The 31-year-old announced on Tuesday that she is the global spokesperson and brand partner of the premium collagen blends founded in New Zealand, writing on Instagram that the supplements have become “such an important part of my daily routine!” And while she teased that she would be speaking further about the benefits of taking the powders, dermatologist Dr. Joshua Zeichner, the director of cosmetic and clinical research at Mount Sinai Hospital, warns Yahoo Life to be skeptical of the promotion.
“Ingestible collagen has been used for years but has become much more popular recently. This is likely because of the trend in using natural skin care products. The idea behind it is that it can help enhance your skin’s natural collagen production to improve texture and minimize the appearance of fine lines and wrinkles,” he says. “Before falling into the trap of buying bad beauty products with good advertising, make sure you touch base with your dermatologist for expert advice on what’s best for your skin needs.”
Testing the waters of collagen supplements makes sense for Kourtney, the eldest of the Kardashian sisters, who is outspoken about the importance of all-natural and clean beauty products. Still, her brand Poosh’s collaboration with Vital Proteins and her testimonial of glowing skin, healthy hair, strong nails and quicker recovery of her bones and joints might be a stretch. Now, days after she announced the launch of Dose & Co., Khloé is boasting about her own experience with the supplements in a piece for Elle.

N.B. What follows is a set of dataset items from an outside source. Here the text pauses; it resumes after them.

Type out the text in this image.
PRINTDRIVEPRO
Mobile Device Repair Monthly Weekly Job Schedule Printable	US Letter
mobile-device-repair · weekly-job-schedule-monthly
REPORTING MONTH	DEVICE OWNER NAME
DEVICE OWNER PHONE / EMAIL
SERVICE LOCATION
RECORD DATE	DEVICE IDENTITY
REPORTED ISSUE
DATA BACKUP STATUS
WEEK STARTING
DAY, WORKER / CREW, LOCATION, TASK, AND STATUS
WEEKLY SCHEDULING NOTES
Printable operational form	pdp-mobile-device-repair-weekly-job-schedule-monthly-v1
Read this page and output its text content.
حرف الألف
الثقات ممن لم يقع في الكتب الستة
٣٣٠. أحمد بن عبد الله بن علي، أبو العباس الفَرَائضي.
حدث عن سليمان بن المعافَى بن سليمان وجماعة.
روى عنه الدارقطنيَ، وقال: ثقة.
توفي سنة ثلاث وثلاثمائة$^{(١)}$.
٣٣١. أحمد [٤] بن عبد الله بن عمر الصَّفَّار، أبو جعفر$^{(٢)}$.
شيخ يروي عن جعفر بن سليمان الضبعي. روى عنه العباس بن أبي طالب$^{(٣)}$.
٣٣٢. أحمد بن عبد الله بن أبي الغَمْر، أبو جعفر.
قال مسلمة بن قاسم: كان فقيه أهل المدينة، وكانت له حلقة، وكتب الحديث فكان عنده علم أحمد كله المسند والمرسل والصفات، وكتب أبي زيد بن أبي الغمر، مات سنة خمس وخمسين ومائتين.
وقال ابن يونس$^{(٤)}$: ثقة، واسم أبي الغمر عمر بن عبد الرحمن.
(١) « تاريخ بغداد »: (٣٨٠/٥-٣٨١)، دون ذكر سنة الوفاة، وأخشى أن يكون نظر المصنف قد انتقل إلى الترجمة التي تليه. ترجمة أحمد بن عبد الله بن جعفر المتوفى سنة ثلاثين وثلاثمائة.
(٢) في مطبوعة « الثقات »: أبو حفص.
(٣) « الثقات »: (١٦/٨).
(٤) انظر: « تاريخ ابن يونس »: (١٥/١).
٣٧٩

“I really wanted to fix myself from the inside out. Someone told me about doing collagen powders once I was done being pregnant,” Kardashian told the publication. “Dose & Co. has such pure, impressive ingredients. The amount of collagen grams was totally different than some of the others on the market.”
Although Kardashian’s words seem impressive, New York-based dietician Marissa Meshulam tells Yahoo Life that “collagen may not be as magical as some say,” asserting that no one product can fix everything.
“In simple terms, collagen is a protein,” Meshulam explains. “It is built of chains of amino acids and is a major structural component of connective tissues in our bodies — think skin, muscles, tendons, etc. Collagen peptides are components of broken-down collagen molecules, which, in theory, makes the collagen more bioavailable and easier for our bodies to digest. While some research shows it may benefit your hair, skin, nails and gut, the truth is we really don’t know.”
And while Kardashian speaks to educating people on the specific benefits of the collagen within these blends, according to a Dose & Co. press release, Meshulam explains that there’s no way of knowing if the body is actually building collagen. In fact, the body can’t even tell it apart from other proteins.
“Because we cannot absorb longer-chained molecules like collagen or collagen peptides, our body breaks them down into amino acids that we can absorb,” she explains. “Once absorbed, we use the amino acids as building blocks to synthesize protein throughout the body, including collagen. However, from a dietary perspective, the body does not care if you ingested collagen or any other protein source— all protein sources are indistinguishable by the time we absorb them. The body does not treat amino acids from collagen differently from any other protein source.”
Zeichner adds that with collagen blends in particular, it “may be difficult to determine which ingredient or combination of ingredients is leading to improvements in the skin,” although there are “theories that these collagen breakdown products serve as a signal to tell your skin cells to rev up new collagen production.”
The promotion of these products is nothing new for the Kardashian sisters, who are known for marketing a number of controversial products with claims that various waist trainers and diet teas are the magic behind their hourglass figures. Most important to experts, however, is ensuring that the products are safe.
Dose & Co. did not immediately respond to Yahoo Life’s request for comment. However, Meshulam says, “there is nothing inherently wrong with these new products.” Still, she, along with Zeichner and medical toxicologist Ryan Marino, urge individuals to seek expert advice and do proper research into any and all supplements that “are most often a racket, if not a total scam,” Marino tells Yahoo Life.
“Not all ingestible collagen is created equal,” Zeichner says. “If something seems too good to be true, it likely is.”